The truth is, this ludicrously hagiographic tribute to Jacqueline Susann–failed actress turned pulp novelist and poodle owner–has very little to do with the best-selling writer. The movie may be inspired by a New Yorker article by Susann’s former editor, Michael Korda, but Paul Rudnick‘s screenplay was tailored to fit the star, brassy Bette Midler.

Rudnick (“In & Out”) and director Andrew Bergman (“The Freshman”) don’t seem to care that the lean, leggy Susann wasn’t particularly funny and looked nothing whatsoever like the plump, jowly Midler, even if the actress is got up in a brunet wig. According to the film’s production notes, the filmmakers decided to embellish the humor and loosen up the story “to make the film they wanted to make.”

Everybody in the picture is fat, even the extras. The Divine Miss M seems to have morphed into Petunia Pig. (Maybe it’s all the deli food they consume.)

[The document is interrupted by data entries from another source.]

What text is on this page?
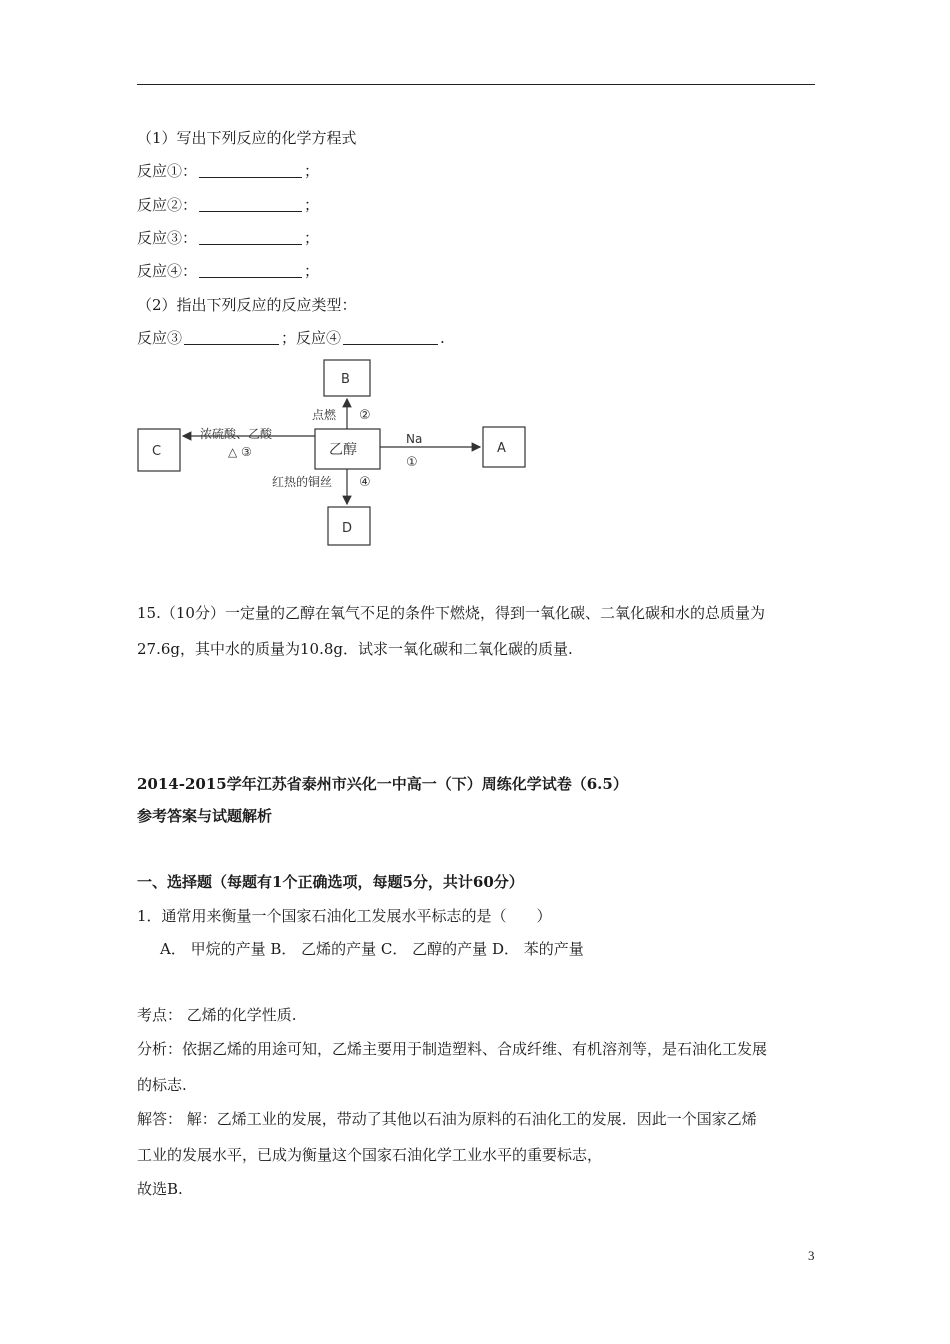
（1）写出下列反应的化学方程式
反应①：	；
反应②：	；
反应③：	；
反应④：	；
（2）指出下列反应的反应类型：
反应③	；反应④	.
B
C	乙醇	A
D
点燃 ②
浓硫酸、乙酸
△ ③
Na
①
红热的铜丝 ④
15.（10分）一定量的乙醇在氧气不足的条件下燃烧，得到一氧化碳、二氧化碳和水的总质量为
27.6g，其中水的质量为10.8g．试求一氧化碳和二氧化碳的质量.
2014-2015学年江苏省泰州市兴化一中高一（下）周练化学试卷（6.5）
参考答案与试题解析
一、选择题（每题有1个正确选项，每题5分，共计60分）
1．通常用来衡量一个国家石油化工发展水平标志的是（　　）
A． 甲烷的产量 B． 乙烯的产量 C． 乙醇的产量 D． 苯的产量
考点： 乙烯的化学性质.
分析：依据乙烯的用途可知，乙烯主要用于制造塑料、合成纤维、有机溶剂等，是石油化工发展
的标志.
解答： 解：乙烯工业的发展，带动了其他以石油为原料的石油化工的发展．因此一个国家乙烯
工业的发展水平，已成为衡量这个国家石油化学工业水平的重要标志，
故选B.
3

Rather than a Guccified Manhattanite, Midler‘s Susann takes on the characteristics of a flamboyant Borsht Belt comedienne. More than anything else, she wants fame but she can’t make it in show business, even with the unflagging support of Irving Mansfield (Nathan Lane at his butchest), her adoring husband, doting manager and chief poodle- walker. His only goal in life is to make Jackie’s dreams come true.

He gets her a spot on a game show and a TV commercial. Yet the offers don’t pour in. Then one day, Mansfield notices a woman reading a book . . . oy vey . . . and gets a novel idea: Jackie should write a bestseller already. But Jackie demurs, “All I know about are aging stars, hopeful hookers and people popping pills and winding up in the gutter. . . . And nobody writes books about that.” Plus, “I don’t know how to write,” she protests.

“Talent isn’t everything,” retorts her glamorous best friend (sparkling Stockard Channing). And after several false starts, Jackie connects with her naughty muse and “Valley of the Dolls” is born, finally published and scarfed up by a smut-starved public. But not before she locks ink horns with her first editor (David Hyde Pierce), a prisspot so WASPy he asks for mayo in a deli. Of course, he is appalled by her lurid prose but gradually warms to her vulgar wit and ethnic sensibilities.

What nobody except Susann and Mansfield knows is that she has been fighting breast cancer throughout her celebrity. And in what is meant to be the film’s touching conclusion, she may have grown weak and pale, but she faces life’s last page with courage and humor. In most movies, dying would be a real downer, but as dumb as it surely is, this picture does have a comment on the obsession with celebrity. Susann’s friends cheer her up by pointing out that she’s staying in the suite where “Elizabeth Taylor had her pneumonia.”